Trauma patients with head injuries can be very difficult to examine. In addition to significant cranial trauma, which limits the neurologic evaluation, these patients are also frequently intubated, sedated, and can even be pharmaceutically paralyzed. It is important for the examiner to be aware of these confounding variables. Despite these challenges, it is still possible to obtain important information concerning the neurologic examination and spinal cord function. Flaccid motor tone and absent reflexes should raise suspicion of spinal cord injury. These findings are extremely unusual with isolated brain injury. When patients cannot be assessed for motor and sensory function, it is important to examine reflexes and also to perform a complete and thorough sphincter examination. Spinal cord injured patients typically have flaccid paralysis with associated areflexia. It is important to compare the reflexes of the upper and lower extremities. The examiner should check for priapism. Priapism is common with spinal cord injury but not caused by head injury. The examiner should also perform a thorough anorectal examination as described above in Question 2. This detailed examination can be a “window” to the spinal cord. Examiners should have knowledge of spinal cord injury, conus medullaris syndrome, and cauda equina syndrome. Radiographic imaging should also be used liberally when a neurologic deficit is suspected.

At presentation, which other significant injury may mimic a high thoracic cord injury?

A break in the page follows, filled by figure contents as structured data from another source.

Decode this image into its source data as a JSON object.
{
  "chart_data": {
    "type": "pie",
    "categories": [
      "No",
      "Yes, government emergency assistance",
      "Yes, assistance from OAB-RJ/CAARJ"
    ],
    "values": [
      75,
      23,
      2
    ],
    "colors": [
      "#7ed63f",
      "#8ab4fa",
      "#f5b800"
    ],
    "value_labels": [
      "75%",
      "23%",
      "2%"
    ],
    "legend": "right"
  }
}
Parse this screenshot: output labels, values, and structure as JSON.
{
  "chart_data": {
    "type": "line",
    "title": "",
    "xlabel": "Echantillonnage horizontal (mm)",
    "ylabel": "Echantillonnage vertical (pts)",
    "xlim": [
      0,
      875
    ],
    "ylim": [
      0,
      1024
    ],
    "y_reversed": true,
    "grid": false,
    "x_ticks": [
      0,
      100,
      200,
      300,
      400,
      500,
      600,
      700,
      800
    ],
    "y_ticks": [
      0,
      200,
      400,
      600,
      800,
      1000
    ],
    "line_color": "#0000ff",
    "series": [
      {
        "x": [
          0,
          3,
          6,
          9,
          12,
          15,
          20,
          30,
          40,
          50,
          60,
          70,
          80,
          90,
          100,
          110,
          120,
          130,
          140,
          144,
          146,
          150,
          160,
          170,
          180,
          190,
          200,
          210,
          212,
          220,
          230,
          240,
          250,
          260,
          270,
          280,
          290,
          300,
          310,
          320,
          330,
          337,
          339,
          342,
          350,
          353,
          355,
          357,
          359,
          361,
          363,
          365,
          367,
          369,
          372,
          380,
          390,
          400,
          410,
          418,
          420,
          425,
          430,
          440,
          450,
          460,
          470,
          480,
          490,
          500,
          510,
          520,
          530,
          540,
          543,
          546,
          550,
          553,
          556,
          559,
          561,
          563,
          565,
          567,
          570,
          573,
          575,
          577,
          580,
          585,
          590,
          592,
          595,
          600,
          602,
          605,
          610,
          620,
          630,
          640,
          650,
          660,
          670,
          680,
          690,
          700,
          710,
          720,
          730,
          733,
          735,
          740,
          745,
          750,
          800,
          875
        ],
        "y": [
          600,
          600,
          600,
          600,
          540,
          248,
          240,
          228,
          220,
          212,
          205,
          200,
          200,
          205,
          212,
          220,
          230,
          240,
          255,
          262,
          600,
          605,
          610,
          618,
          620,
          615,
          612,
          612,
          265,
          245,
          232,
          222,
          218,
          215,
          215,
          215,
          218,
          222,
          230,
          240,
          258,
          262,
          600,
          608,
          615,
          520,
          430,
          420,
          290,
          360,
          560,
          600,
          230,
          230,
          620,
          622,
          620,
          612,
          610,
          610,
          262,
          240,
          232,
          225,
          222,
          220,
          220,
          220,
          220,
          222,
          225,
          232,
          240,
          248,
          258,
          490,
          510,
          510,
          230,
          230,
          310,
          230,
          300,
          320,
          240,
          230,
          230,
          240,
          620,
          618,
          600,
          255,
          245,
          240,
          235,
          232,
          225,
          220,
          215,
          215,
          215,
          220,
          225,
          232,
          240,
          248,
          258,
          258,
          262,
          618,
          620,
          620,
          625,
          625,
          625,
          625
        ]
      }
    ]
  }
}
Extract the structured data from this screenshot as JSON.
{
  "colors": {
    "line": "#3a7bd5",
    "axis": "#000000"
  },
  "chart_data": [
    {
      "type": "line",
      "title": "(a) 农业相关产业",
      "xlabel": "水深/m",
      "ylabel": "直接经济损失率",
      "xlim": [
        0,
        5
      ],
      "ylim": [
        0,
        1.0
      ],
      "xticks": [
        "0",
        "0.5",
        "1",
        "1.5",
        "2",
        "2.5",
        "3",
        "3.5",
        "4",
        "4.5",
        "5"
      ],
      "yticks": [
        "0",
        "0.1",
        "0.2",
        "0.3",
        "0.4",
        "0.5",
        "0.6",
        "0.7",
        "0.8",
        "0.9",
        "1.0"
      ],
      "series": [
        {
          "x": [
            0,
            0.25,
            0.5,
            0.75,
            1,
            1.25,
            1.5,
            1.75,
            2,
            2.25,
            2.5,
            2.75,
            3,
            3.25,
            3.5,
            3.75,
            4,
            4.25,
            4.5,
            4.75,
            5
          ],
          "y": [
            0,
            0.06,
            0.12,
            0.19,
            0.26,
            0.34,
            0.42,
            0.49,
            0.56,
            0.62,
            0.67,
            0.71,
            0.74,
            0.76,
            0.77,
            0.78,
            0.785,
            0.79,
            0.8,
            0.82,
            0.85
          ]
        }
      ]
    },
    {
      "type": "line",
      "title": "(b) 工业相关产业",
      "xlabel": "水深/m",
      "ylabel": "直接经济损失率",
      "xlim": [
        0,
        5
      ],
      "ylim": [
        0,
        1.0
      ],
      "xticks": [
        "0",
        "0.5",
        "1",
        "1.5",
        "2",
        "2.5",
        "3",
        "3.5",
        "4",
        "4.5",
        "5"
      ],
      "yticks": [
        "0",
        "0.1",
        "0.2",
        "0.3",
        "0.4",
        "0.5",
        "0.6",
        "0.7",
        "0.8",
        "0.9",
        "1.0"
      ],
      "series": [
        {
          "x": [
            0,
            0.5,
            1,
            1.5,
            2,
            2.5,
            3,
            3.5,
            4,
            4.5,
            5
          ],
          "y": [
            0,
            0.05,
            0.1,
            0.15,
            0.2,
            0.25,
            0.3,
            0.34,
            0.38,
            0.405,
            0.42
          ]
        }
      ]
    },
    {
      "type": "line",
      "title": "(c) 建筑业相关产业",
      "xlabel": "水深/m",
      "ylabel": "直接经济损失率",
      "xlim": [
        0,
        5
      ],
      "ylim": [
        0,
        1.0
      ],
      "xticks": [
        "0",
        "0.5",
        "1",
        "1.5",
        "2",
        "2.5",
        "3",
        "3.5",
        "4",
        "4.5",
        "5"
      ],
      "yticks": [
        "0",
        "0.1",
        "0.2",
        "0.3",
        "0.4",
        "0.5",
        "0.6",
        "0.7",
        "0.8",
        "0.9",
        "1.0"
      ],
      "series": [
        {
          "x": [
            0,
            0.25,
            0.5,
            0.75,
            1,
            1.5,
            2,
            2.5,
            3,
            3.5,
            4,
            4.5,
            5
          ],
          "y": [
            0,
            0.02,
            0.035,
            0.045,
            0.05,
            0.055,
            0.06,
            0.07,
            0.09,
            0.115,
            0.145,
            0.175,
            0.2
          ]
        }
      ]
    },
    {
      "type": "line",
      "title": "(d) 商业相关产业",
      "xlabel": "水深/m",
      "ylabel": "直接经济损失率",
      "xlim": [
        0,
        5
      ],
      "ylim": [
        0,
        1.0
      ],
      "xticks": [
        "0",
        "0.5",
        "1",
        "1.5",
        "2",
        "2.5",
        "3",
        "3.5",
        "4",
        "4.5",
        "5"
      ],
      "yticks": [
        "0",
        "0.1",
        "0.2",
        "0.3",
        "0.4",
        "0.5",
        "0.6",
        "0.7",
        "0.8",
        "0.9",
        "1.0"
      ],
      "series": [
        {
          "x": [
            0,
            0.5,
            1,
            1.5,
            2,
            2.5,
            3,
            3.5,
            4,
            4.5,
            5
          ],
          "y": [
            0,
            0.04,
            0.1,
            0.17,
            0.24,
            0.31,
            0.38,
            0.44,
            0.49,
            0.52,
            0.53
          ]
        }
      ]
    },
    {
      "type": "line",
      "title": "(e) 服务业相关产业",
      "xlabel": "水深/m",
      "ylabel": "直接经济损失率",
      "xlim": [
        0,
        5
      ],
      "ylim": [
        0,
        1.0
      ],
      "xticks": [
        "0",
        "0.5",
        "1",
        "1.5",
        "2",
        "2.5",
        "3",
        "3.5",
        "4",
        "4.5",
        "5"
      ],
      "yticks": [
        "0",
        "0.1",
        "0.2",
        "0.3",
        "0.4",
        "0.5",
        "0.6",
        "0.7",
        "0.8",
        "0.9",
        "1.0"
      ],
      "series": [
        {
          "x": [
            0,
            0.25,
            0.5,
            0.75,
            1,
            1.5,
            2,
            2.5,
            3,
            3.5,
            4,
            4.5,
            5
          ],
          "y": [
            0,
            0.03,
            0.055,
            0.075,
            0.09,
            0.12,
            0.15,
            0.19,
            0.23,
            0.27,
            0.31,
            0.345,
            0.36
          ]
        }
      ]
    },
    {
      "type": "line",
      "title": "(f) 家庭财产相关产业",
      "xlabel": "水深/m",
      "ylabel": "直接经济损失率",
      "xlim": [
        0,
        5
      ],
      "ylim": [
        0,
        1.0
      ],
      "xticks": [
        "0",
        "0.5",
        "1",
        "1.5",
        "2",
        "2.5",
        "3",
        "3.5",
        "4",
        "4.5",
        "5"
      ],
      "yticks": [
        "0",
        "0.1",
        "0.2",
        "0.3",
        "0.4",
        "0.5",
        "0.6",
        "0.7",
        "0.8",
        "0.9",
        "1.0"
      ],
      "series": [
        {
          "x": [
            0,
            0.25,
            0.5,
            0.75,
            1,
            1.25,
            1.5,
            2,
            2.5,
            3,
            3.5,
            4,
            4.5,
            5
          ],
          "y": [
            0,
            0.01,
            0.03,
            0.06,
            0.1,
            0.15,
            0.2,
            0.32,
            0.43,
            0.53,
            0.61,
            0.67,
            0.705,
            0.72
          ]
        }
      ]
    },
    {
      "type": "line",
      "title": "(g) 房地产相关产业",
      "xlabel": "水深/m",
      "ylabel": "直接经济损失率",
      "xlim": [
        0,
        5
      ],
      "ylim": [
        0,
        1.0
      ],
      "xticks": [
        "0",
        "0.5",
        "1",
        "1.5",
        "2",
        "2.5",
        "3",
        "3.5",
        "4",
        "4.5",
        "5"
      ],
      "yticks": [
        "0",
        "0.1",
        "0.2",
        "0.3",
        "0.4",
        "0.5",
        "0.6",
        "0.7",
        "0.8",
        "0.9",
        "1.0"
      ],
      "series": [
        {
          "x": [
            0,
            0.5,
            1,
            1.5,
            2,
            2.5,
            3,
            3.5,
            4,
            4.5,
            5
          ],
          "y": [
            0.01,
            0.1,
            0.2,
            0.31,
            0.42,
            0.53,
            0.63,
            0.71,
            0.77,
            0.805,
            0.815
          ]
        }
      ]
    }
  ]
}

Thoracic aortic dissection. Also known as the “great masquerader,” presenting symptoms of aortic dissection can mimic pathology from any organ system including a high thoracic spinal cord injury. Diagnosis can be very challenging. Symptoms can include tearing, stabbing pain in the chest and/or back, and lower extremity ischemia and paraplegia. A thoracic aortic dissection may present as a T4-level spinal cord injury. T4 is typically a vascular watershed zone in the spinal cord between the vertebral arterial distribution and the aortic radicular arteries. Given the diagnostic dilemma associated with this condition, careful history and physical examination should be combined with liberal use of advanced diagnostic imaging.